Archive | 2 août 2020

Meurtres au programme de Susan

Nord-Michigan de Jim Harrison

Présentation de l’éditeur :

Fils d’un émigré suédois, le héros de ce roman exerce la profession d’instituteur dans une bourgade rurale du Michigan. Il partage ses loisirs entre la chasse, la pêche et les soirées à la taverne voisine. Et les nuits avec Rosalee, l’amie d’enfance, paisible et passionnée à la fois. Mais survient Catherine, une de ses jeunes élèves, âgée de dix-sept ans et très affranchie qui va bouleverser le cours des choses. Sur ce thème presque banal, Harrison a composé le plus simple mais aussi le plus beau de tous ses romans.

Mon avis :

Ce roman est, au fond, une histoire simple. Nous sommes au fin fond de l’état du Michigan, dans le Nord, comme l’indique le titre. Joseph est le personnage principal de ce roman. Il est le descendant d’émigré suédois. Enfant, il a été victime d’un grave accident et c’est grâce au médecin de famille qu’il a pu conserver sa jambe – il boite, certes, mais l’accident aurait pu avoir des conséquences bien plus grave. Il est instituteur, et tous les ans, il organise une sortie pour ses élèves qui ne quitteront certainement jamais le Nord Michigan, en dépit, parfois, de leurs aspirations. Le médecin qui l’a soigné dans son enfance est resté un ami, presque un père pour lui – et tant pis s’il boit, cela n’ôte rien à sa profonde humanité. Le frère de Joseph, Orin, est mort à la guerre – pas la seconde guerre mondiale, non, pas la guerre du Vietnam, non, mais la guerre de Corée, qui a eu lieu, chronologiquement, entre les deux, et dont on parle moins en littérature. Il est très proche de Rosalee, la veuve de son frère, une amie d’enfance avec laquelle, peut-être, il aurait pu vivre, avec laquelle, peut-être, il peut encore se mettre en ménage : elle représente la stabilité, l’amour de la terre, et Joseph est particulièrement sensible à la beauté de la nature, la beauté du Michigan, et il n’est pas prêt à quitter ses lieux.
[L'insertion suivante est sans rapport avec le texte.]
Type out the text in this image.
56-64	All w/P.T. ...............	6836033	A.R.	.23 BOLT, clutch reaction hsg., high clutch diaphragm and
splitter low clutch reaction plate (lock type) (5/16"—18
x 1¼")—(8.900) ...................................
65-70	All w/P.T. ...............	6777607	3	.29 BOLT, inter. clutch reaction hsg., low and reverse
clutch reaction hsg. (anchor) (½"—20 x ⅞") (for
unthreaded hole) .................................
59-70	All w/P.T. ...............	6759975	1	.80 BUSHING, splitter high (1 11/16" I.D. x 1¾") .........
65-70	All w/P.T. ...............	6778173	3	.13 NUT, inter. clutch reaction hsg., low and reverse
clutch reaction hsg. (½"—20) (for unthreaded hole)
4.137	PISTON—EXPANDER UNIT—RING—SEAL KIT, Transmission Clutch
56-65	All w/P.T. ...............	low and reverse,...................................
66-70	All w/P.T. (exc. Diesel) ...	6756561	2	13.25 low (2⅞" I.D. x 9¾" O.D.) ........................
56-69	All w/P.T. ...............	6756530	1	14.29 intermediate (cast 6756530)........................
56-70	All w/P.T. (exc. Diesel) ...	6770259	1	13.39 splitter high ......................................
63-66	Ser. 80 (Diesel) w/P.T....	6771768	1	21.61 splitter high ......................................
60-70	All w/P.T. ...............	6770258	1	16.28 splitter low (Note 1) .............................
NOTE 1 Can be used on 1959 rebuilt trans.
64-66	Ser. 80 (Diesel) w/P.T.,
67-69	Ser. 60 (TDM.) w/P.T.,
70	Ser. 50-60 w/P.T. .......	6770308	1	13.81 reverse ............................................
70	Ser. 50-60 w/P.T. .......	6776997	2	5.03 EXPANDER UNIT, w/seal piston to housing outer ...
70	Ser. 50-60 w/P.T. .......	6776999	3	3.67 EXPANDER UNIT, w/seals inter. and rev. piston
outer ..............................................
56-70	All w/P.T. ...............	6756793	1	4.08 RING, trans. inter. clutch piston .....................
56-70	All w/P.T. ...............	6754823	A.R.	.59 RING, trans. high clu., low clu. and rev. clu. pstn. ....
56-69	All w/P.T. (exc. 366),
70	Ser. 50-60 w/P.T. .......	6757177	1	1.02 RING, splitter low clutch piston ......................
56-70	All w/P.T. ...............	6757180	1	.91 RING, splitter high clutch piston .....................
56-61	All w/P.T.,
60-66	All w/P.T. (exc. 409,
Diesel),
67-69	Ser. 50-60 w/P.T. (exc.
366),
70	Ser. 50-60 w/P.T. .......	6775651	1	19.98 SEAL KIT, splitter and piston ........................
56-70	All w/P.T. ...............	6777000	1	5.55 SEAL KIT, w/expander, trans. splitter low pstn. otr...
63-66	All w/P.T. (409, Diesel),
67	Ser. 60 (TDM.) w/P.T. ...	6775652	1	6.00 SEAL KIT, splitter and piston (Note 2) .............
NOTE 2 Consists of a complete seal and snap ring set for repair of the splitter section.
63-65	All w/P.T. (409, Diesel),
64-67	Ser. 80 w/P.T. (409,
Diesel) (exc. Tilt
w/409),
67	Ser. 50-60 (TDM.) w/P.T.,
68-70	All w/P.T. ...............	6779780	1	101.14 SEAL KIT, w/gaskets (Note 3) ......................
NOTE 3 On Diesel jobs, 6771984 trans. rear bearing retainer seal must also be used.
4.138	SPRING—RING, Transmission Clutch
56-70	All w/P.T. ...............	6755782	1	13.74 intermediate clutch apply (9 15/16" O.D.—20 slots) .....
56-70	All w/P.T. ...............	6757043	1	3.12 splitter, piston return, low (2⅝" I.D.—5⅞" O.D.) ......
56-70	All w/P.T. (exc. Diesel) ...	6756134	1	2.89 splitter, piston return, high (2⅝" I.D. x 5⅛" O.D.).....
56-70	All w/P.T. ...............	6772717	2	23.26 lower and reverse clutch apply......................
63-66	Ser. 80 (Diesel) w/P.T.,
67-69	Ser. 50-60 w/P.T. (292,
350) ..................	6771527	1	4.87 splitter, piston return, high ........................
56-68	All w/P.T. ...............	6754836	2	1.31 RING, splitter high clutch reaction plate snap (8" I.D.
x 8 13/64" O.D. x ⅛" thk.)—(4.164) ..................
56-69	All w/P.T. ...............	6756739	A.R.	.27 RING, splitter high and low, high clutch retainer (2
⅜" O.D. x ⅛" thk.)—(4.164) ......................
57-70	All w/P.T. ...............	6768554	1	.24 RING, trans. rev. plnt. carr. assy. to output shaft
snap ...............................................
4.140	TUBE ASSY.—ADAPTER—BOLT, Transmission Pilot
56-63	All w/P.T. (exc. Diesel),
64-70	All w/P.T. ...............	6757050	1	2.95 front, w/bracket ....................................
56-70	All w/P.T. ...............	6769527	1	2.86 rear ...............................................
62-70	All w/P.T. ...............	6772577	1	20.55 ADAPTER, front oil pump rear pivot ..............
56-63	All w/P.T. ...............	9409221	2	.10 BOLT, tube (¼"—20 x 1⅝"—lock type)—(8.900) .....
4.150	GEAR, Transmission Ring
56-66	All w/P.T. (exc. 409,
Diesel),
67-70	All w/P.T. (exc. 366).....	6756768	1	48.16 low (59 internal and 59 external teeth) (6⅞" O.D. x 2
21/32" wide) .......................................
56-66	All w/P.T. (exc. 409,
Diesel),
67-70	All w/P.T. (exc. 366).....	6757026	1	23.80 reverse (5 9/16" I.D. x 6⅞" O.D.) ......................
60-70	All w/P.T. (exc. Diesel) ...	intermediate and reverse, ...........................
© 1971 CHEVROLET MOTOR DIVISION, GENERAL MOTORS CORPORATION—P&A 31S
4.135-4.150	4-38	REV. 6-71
Ce n’est pas le cas de Catherine. Elle est une de ses élèves. Elle a grandi dans une famille dysfonctionnelle – déjà. Elle devient sa maîtresse, et Joseph ne sait plus, ne sait pas ce qu’il doit faire. Il sait qu’il est des choses qui ne sont pas possibles sur la durée, il sait que ce n’est pas bien d’avoir cette relation avec son élève, il sait qu’il faut autre chose à la jeune fille – une autre vie, d’autres débouchés que ceux que peuvent offrir cette bourgade rurale.
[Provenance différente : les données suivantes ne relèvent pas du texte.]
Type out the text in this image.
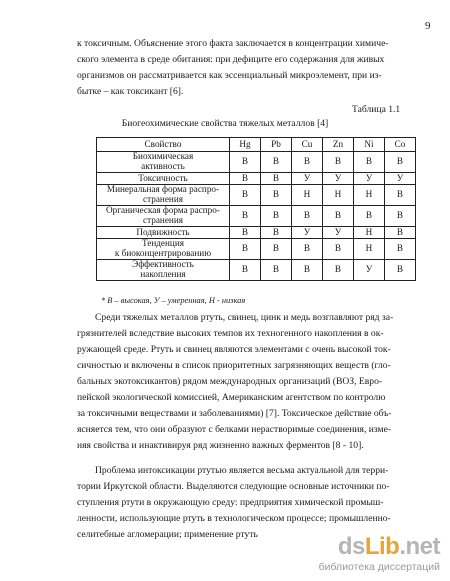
9
к токсичным. Объяснение этого факта заключается в концентрации химиче-
ского элемента в среде обитания: при дефиците его содержания для живых
организмов он рассматривается как эссенциальный микроэлемент, при из-
бытке – как токсикант [6].
Таблица 1.1
Биогеохимические свойства тяжелых металлов [4]
Свойство	Hg	Pb	Cu	Zn	Ni	Co

Биохимическая
активность	В	В	В	В	В	В

Токсичность	В	В	У	У	У	У

Минеральная форма распро-
странения	В	В	Н	Н	Н	В

Органическая форма распро-
странения	В	В	В	В	В	В

Подвижность	В	В	У	У	Н	В

Тенденция
к биоконцентрированию	В	В	В	В	Н	В

Эффективность
накопления	В	В	В	В	У	В
* В – высокая, У – умеренная, Н - низкая
Среди тяжелых металлов ртуть, свинец, цинк и медь возглавляют ряд за-
грязнителей вследствие высоких темпов их техногенного накопления в ок-
ружающей среде. Ртуть и свинец являются элементами с очень высокой ток-
сичностью и включены в список приоритетных загрязняющих веществ (гло-
бальных экотоксикантов) рядом международных организаций (ВОЗ, Евро-
пейской экологической комиссией, Американским агентством по контролю
за токсичными веществами и заболеваниями) [7]. Токсическое действие объ-
ясняется тем, что они образуют с белками нерастворимые соединения, изме-
няя свойства и инактивируя ряд жизненно важных ферментов [8 - 10].
Проблема интоксикации ртутью является весьма актуальной для терри-
тории Иркутской области. Выделяются следующие основные источники по-
ступления ртути в окружающую среду: предприятия химической промыш-
ленности, использующие ртуть в технологическом процессе; промышленно-
селитебные агломерации; применение ртуть	dsLib.net
библиотека диссертаций
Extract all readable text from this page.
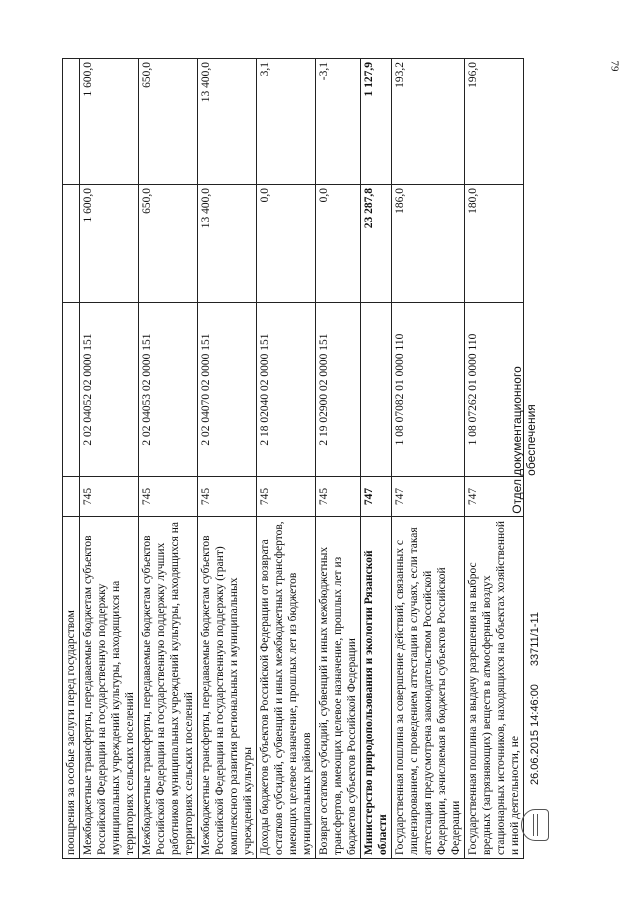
79
поощрения за особые заслуги перед государством				
Межбюджетные трансферты, передаваемые бюджетам субъектов Российской Федерации на государственную поддержку муниципальных учреждений культуры, находящихся на территориях сельских поселений	745	2 02 04052 02 0000 151	1 600,0	1 600,0
Межбюджетные трансферты, передаваемые бюджетам субъектов Российской Федерации на государственную поддержку лучших работников муниципальных учреждений культуры, находящихся на территориях сельских поселений	745	2 02 04053 02 0000 151	650,0	650,0
Межбюджетные трансферты, передаваемые бюджетам субъектов Российской Федерации на государственную поддержку (грант) комплексного развития региональных и муниципальных учреждений культуры	745	2 02 04070 02 0000 151	13 400,0	13 400,0
Доходы бюджетов субъектов Российской Федерации от возврата остатков субсидий, субвенций и иных межбюджетных трансфертов, имеющих целевое назначение, прошлых лет из бюджетов муниципальных районов	745	2 18 02040 02 0000 151	0,0	3,1
Возврат остатков субсидий, субвенций и иных межбюджетных трансфертов, имеющих целевое назначение, прошлых лет из бюджетов субъектов Российской Федерации	745	2 19 02900 02 0000 151	0,0	-3,1
Министерство природопользования и экологии Рязанской области	747		23 287,8	1 127,9
Государственная пошлина за совершение действий, связанных с лицензированием, с проведением аттестации в случаях, если такая аттестация предусмотрена законодательством Российской Федерации, зачисляемая в бюджеты субъектов Российской Федерации	747	1 08 07082 01 0000 110	186,0	193,2
Государственная пошлина за выдачу разрешения на выброс вредных (загрязняющих) веществ в атмосферный воздух стационарных источников, находящихся на объектах хозяйственной и иной деятельности, не	747	1 08 07262 01 0000 110	180,0	196,0
26.06.2015 14:46:00
33711/1-11
Отдел документационного обеспечения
Ce livre nous offre la peinture d’un état rural après la guerre, ces description de ces paysages, et de ceux qui vivent au milieu d’eux. C’est l’histoire aussi d’un homme qui doit faire un choix, lui qui, pour sa vie personnelle, s’est un peu laisser porter par les événements, un homme qui se souvient du chemin que lui et ses ancêtres ont parcouru pour en arriver là où il est.